Marilyn Armour, Ph.D. LICSW, is a University Distinguished Teaching Professor at The University of Texas at Austin, and the founder of The Institute for Restorative Justice and Restorative Dialogue located in the Steve Hicks School of Social Work. She is the author of numerous journal articles, book chapters and four books: At Personal Risk: Boundary Violations in Professional-Client Relationships, Educating for Cultural Competence, Restorative Justice Dialogue (with Mark Umbreit) which is considered “the equivalent of a state-of-the-union address for the restorative justice movement,” and, most recently,
Violence, Restorative Justice and Forgiveness: Dyadic Forgiveness and Energy Shifts in Restorative Justice Dialogue. Dr. Amour’s research focuses on family members of homicide victims including domestic fatalities, meaning-making in survivorship, and the effectiveness of restorative justice initiatives. She received the University of Texas 2013 research award for her ground-breaking study of the ultimate penal sanction comparing the post homicide experience of survivors in Texas (death penalty) and Minnesota (Life Without the Possibility of Parole). In 2017, she received the inaugural Research/Journalism Award from the National Association of Community and Restorative Justice.
As a restorative justice practitioner and scholar, Dr. Armour promotes building mindsets that embrace victim-centered restorative justice principles including victim healing and the building of community through restorative solutions to harm.

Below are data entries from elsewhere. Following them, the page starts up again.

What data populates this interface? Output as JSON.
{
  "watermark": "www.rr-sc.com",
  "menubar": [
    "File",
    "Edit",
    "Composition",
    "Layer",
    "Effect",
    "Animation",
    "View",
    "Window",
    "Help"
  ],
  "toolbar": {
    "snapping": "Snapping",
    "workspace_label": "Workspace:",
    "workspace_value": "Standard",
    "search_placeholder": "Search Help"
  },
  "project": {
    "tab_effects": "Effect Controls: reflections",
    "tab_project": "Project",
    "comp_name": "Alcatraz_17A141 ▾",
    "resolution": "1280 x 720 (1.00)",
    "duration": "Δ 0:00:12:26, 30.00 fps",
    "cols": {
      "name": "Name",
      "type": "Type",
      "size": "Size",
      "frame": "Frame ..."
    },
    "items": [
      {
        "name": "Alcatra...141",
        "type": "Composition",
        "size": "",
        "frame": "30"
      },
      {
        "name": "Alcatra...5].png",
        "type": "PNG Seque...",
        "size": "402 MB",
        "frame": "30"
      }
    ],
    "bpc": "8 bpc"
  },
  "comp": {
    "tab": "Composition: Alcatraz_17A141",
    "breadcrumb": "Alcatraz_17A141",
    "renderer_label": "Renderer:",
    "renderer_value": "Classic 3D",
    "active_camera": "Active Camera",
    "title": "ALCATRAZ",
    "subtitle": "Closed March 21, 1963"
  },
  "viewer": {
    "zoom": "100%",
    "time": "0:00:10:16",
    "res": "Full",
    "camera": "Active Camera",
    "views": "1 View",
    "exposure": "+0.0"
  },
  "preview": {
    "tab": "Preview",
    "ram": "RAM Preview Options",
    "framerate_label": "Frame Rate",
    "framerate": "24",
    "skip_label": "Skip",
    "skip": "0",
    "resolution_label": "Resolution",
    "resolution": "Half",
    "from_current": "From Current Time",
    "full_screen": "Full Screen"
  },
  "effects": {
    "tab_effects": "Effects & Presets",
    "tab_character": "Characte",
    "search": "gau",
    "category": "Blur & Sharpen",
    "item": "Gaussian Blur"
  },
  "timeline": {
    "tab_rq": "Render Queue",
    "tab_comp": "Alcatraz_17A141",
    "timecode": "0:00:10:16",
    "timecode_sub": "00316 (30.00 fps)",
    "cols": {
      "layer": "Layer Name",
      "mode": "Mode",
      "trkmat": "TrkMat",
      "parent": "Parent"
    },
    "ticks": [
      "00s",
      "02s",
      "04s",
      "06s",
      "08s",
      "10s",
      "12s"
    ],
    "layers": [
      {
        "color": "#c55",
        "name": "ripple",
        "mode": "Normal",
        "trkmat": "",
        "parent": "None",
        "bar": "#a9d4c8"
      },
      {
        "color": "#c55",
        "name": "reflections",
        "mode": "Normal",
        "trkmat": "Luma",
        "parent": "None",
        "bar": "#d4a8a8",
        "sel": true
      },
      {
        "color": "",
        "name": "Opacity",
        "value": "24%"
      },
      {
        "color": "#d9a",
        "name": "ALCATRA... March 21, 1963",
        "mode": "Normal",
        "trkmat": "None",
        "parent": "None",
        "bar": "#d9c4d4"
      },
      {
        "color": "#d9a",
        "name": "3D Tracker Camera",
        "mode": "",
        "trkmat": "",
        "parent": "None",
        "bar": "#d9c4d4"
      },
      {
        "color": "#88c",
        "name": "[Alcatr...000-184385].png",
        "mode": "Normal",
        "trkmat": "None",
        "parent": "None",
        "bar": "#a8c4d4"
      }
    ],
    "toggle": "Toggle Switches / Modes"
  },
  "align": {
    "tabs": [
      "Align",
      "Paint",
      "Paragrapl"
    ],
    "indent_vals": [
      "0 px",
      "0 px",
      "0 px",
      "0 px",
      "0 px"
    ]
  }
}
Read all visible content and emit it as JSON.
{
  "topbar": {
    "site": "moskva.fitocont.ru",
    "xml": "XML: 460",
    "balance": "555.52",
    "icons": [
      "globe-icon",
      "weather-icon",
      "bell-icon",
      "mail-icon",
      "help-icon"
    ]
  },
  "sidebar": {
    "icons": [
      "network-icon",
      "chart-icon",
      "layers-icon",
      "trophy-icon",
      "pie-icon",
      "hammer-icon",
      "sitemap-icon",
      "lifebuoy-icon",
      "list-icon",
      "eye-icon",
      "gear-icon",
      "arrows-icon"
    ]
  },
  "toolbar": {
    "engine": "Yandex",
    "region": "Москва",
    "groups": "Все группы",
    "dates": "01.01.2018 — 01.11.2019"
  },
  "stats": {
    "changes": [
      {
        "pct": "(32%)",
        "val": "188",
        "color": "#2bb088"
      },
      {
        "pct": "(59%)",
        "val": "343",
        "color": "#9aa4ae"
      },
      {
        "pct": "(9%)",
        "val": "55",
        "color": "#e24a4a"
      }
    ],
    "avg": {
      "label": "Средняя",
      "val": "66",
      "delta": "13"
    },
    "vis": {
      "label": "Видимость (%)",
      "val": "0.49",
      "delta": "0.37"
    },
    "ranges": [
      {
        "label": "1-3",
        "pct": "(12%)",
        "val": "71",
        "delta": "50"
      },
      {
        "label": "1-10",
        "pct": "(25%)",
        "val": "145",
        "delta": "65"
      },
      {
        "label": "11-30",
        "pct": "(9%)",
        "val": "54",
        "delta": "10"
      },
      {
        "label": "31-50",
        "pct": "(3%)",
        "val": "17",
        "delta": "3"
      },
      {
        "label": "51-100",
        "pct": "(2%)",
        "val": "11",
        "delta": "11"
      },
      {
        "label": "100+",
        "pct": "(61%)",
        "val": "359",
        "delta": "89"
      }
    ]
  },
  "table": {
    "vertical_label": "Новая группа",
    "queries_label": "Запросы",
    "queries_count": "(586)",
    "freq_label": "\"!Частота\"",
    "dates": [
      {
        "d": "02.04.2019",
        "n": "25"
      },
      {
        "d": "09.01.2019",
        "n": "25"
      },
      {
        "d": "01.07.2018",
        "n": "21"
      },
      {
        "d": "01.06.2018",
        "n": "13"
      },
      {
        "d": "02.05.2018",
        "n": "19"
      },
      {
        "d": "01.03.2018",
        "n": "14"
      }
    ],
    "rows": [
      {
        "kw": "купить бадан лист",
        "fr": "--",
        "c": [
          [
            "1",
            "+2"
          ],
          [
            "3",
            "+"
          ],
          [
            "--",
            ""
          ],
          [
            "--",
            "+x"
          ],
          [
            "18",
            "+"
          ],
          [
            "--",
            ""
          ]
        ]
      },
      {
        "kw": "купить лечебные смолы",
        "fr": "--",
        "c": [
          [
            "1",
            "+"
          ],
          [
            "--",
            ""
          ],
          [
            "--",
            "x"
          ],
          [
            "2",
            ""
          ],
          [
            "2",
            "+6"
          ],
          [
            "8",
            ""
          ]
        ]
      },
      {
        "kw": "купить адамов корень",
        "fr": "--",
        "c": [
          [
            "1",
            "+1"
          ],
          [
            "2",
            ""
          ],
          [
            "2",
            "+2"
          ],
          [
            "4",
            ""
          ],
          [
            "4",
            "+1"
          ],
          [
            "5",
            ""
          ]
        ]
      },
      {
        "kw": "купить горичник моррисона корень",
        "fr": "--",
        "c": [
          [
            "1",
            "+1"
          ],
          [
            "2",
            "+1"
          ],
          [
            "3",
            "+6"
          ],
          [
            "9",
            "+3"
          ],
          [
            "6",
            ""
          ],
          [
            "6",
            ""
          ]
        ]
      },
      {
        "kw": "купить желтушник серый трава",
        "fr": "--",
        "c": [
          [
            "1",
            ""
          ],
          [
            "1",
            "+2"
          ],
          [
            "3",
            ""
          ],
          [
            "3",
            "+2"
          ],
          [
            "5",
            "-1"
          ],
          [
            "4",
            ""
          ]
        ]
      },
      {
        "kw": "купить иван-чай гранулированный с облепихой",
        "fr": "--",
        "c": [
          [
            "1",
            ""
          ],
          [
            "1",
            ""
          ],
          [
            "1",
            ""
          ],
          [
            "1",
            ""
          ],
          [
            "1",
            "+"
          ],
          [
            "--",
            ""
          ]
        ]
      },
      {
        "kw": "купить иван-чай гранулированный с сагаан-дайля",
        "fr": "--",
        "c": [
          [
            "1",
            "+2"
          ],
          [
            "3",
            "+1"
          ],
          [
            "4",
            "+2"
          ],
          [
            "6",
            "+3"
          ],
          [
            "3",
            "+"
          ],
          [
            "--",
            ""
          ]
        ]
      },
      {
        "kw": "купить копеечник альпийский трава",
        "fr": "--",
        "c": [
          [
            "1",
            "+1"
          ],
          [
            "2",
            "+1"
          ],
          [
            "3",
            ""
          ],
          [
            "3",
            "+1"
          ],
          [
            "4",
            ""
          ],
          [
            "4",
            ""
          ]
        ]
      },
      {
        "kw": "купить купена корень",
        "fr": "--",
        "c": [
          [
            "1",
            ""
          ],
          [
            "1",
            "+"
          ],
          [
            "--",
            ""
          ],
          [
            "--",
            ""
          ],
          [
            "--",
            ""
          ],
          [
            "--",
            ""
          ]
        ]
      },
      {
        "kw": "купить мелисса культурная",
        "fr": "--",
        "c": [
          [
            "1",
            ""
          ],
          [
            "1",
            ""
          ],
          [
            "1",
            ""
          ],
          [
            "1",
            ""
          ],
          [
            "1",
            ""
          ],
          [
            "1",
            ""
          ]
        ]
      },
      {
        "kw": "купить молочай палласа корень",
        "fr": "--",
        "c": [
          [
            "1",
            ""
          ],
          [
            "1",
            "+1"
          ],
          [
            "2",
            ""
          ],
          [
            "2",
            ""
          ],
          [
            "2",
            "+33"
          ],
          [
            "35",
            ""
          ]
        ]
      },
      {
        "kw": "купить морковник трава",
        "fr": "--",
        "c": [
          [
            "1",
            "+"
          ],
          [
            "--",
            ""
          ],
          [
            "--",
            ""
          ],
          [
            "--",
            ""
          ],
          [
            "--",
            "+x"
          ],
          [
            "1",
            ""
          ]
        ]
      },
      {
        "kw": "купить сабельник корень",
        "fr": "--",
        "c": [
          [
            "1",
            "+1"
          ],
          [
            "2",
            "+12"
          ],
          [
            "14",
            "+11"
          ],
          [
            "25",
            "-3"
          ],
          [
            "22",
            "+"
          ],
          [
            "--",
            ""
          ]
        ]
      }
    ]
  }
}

Dr. Armour is the architect of the Texas Model of Restorative Discipline to redirect the over-reliance on punitive measures that, in effect, exclude students from the classroom and has directed the initiative in partnership with the Texas Education Agency to implement it state-wide in Texas, the first state in the country to undertake this effort. The Institute for Restorative Justice and Restorative Dialogue is considered a national leader in the restorative justice field and noteworthy for establishing Best Practices for school-based restorative justice.